New book: From Translation to Transduction: The Glassy Essence of Intersemiosis” (Tartu Semiotics Library, 15)
NEW: Dinda L. Gorlée, “From Translation to Transduction: The Glassy Essence of Intersemiosis” (Tartu Semiotics Library, 15). 260 p.
The fascinating story of the intersemiotic growth of translation into the whirlpool of excitement in transduction. The conflict between the simultaneous attractions of language-based translation and not-only-language-based transductions in different arts shows the way that the relatively coded phenomenon of translation can transfigure into Peirce’s free and uncoded activity of transduction. The real question of intersemiosis is still unanswered. Imagine the delicious surprises at the heart of the narrative examples: Henry Thoreau’s sympathy with American and Indian ecology of Walden, Edvard Grieg’s musical operetta Peer Gynt based on Henrik Ibsen’s poetic script, and Salvador Dalí’s sculptural transfiguration of Venus of Milo with his Venus with Drawers.

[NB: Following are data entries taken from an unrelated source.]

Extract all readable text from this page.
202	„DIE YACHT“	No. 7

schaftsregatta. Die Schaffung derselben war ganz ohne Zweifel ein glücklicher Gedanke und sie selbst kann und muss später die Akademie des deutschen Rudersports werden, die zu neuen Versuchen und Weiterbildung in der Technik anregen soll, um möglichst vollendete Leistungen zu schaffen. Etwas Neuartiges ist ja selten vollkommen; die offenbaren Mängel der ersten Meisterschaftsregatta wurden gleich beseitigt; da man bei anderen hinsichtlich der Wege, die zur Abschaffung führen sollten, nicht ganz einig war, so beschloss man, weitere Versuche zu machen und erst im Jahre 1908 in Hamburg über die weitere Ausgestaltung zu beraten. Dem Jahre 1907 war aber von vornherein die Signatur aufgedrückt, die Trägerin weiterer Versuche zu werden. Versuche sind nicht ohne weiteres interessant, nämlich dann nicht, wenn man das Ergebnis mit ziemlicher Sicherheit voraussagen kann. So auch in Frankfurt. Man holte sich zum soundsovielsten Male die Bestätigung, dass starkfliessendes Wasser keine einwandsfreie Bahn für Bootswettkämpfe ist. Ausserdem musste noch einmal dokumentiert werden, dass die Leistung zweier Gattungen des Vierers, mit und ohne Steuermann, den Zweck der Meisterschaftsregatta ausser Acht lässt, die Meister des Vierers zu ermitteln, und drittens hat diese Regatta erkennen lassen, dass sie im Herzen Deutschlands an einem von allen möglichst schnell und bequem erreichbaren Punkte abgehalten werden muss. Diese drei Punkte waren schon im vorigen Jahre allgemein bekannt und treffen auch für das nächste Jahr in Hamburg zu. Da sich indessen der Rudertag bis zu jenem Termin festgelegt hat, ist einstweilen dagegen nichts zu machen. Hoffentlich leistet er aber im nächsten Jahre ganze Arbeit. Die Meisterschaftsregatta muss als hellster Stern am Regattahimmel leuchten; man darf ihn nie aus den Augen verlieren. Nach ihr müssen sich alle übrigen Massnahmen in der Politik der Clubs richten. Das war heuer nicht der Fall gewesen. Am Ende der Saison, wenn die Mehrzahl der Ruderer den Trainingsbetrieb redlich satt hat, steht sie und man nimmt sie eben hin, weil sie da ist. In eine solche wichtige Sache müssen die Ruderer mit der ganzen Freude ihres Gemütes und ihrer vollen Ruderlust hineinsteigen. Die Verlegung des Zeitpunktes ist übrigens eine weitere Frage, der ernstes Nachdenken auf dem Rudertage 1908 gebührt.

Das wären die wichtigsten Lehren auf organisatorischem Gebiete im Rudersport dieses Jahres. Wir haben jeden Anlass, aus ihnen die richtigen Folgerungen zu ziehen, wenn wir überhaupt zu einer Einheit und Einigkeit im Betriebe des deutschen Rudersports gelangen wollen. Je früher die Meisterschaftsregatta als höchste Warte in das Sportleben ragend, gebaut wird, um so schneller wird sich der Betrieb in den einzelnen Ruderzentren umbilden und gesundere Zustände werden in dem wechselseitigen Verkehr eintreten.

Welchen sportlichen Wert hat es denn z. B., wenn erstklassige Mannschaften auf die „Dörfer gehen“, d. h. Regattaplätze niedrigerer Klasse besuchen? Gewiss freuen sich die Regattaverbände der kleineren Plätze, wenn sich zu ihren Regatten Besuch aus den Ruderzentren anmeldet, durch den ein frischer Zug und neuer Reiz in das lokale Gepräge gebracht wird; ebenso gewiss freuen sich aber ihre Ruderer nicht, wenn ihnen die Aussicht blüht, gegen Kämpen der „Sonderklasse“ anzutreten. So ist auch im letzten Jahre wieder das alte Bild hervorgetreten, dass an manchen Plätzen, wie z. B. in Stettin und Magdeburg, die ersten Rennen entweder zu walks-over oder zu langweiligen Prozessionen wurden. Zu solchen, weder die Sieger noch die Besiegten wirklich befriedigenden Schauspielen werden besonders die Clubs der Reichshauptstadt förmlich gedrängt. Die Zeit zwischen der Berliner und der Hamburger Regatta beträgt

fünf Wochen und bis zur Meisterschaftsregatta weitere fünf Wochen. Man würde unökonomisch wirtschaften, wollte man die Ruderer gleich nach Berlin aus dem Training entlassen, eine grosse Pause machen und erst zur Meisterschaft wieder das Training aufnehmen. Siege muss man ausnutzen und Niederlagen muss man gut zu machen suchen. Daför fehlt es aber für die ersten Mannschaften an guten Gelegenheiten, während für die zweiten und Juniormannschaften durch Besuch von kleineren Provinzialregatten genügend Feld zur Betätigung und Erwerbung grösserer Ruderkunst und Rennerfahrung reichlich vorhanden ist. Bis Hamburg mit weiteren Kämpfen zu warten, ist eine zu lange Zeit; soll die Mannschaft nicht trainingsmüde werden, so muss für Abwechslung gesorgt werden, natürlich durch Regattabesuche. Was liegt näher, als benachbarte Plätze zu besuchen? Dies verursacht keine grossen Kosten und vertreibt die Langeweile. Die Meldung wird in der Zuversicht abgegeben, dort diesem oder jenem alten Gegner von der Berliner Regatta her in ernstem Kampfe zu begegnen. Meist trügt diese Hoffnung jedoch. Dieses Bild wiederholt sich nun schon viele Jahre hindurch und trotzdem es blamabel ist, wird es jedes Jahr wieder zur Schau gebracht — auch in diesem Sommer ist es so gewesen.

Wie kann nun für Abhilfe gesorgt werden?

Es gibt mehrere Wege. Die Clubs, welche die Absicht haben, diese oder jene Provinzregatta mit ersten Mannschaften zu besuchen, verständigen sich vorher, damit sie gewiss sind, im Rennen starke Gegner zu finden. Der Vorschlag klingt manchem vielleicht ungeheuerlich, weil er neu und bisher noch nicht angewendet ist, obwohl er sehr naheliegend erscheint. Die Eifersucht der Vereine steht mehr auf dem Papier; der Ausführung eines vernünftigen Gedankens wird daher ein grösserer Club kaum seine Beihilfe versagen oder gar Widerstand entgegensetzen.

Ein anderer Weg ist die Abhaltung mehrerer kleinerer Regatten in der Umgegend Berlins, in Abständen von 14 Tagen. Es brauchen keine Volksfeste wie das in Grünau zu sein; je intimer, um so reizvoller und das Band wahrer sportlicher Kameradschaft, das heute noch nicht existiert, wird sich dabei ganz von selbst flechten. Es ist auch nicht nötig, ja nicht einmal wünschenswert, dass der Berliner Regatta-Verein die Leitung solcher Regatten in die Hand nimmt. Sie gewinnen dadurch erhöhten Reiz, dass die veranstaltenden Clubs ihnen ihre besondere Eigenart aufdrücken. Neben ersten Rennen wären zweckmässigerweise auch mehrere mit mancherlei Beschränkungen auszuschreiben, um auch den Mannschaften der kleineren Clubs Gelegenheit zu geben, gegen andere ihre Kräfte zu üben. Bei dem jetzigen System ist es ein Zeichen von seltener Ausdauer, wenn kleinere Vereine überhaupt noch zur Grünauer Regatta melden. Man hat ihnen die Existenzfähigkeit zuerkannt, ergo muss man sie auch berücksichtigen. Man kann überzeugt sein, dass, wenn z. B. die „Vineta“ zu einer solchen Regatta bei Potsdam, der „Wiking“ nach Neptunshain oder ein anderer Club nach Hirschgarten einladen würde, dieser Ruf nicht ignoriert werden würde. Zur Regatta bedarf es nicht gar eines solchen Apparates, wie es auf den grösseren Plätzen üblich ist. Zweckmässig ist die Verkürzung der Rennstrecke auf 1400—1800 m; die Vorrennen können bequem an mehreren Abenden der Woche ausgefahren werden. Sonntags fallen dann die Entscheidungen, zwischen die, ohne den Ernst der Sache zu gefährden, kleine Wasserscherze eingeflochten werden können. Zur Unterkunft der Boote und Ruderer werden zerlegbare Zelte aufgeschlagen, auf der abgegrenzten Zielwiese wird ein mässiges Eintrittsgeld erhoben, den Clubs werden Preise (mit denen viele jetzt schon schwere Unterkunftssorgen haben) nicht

Dinda L. Gorlée is a semiotician and multilingual translation theoretician, with interests in the philosophy of language, comparative law, and cultural theory. With a dual Ph.D. in semiotics and translation theory from the University of Amsterdam, she has worked academically in a decade of countries around the world. Her last academic function was a visiting professorate at the University of Helsinki. Gorlée is widely published internationally and is writing a book about Wittgenstein as semiotician.